As a complement to our affordable housing finance practice, the firm has an active multi-family housing bond practice. Our bond lawyers serve as bond counsel and borrower’s counsel for many multi-family housing bond deals. This experience includes developer driven transactions for apartment projects, as well as transactions sponsored by local housing authorities. Often these transactions involve funding from a variety of sources, including bonds, federal, state, and local governmental grants, and equity raised with federal and state low income housing tax credits. For example, the attorneys at Howell Linkous & Nettles served as bond counsel and borrower’s counsel in the two largest HOPE VI revitalization projects funded with bonds in South Carolina. These projects, directed by local housing authorities, replaced traditional public housing projects with mixed use communities, including both affordable housing and market rate units.

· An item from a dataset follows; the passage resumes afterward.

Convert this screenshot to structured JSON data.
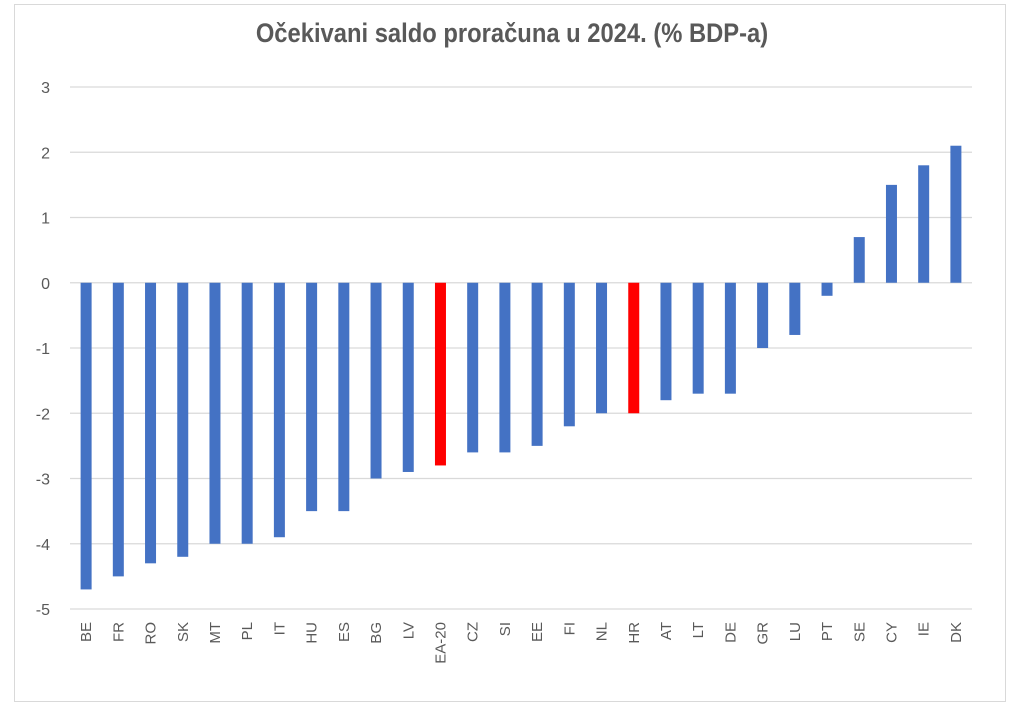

Tax exempt bonds for these programs can be issued by either the local authority or the State authority: we have experience with both structures. In addition, we have served as bond counsel and borrower’s counsel for more typically structured apartment projects that include a set-aside affordable component, thereby qualifying for low interest bond financing. Acquisition and rehab federal and state tax credits may also be available to raise equity funds in these types of deals.
On the other hand, Howell Linkous & Nettles has served as bond counsel for some of the more innovative housing finance structures seen in the market. Our firm served as bond counsel for a pooled bond transaction that financed the simultaneous acquisition and subsequent rehabilitation by our client of 23 different multifamily affordable housing projects located in 15 different counties in South Carolina (a total of 830 affordable housing units). The properties had been originally financed with USDA RD 515 loans some 15 to 20 years prior, and were in desperate need of rehabilitation like thousands of similar properties nationwide. For many reasons, the obstacles to a successful transaction seemed insurmountable. With the help of the South Carolina State Housing Finance and Development Authority, USDA RD, and a dedicated working group, we designed a transaction structure that accomplished the goal by pooling the financing, and therefore spreading the transaction costs over the many projects, and which raised 4% LIHTC Tax Credits, commercial bank construction financing, and permanent financing that was provided by USDA RD. Since closing, this transaction has won two national awards for innovative financing, including an award to the South Carolina State Housing Finance and Development Authority, the issuer of the bonds, by the National Council of State Housing Agencies, and another award by the Novogradac Journal of Tax Credit Housing.
Building on this success, we served as bond counsel and developer’s counsel in a second transaction, based on a similar but slightly different model, in which our client simultaneously acquired and rehabilitated 45 different multifamily affordable housing projects located in 23 different counties in South Carolina (a total of 1,547 affordable housing units). More recently, we served as developer’s counsel in transactions in which bond financing by the North Carolina Housing Finance Agency and Virginia Housing Development Agency provided funding for the acquisition and rehabilitation of multifamily affordable housing projects in North Carolina and Virginia. This innovative model is now being to put to use on similar transactions of varying sizes throughout the country.
If bonds are a smart component for your multi-family housing development, the bond lawyers at Howell Linkous & Nettles can provide the experienced guidance the development team needs to obtain the optimum result for the deal.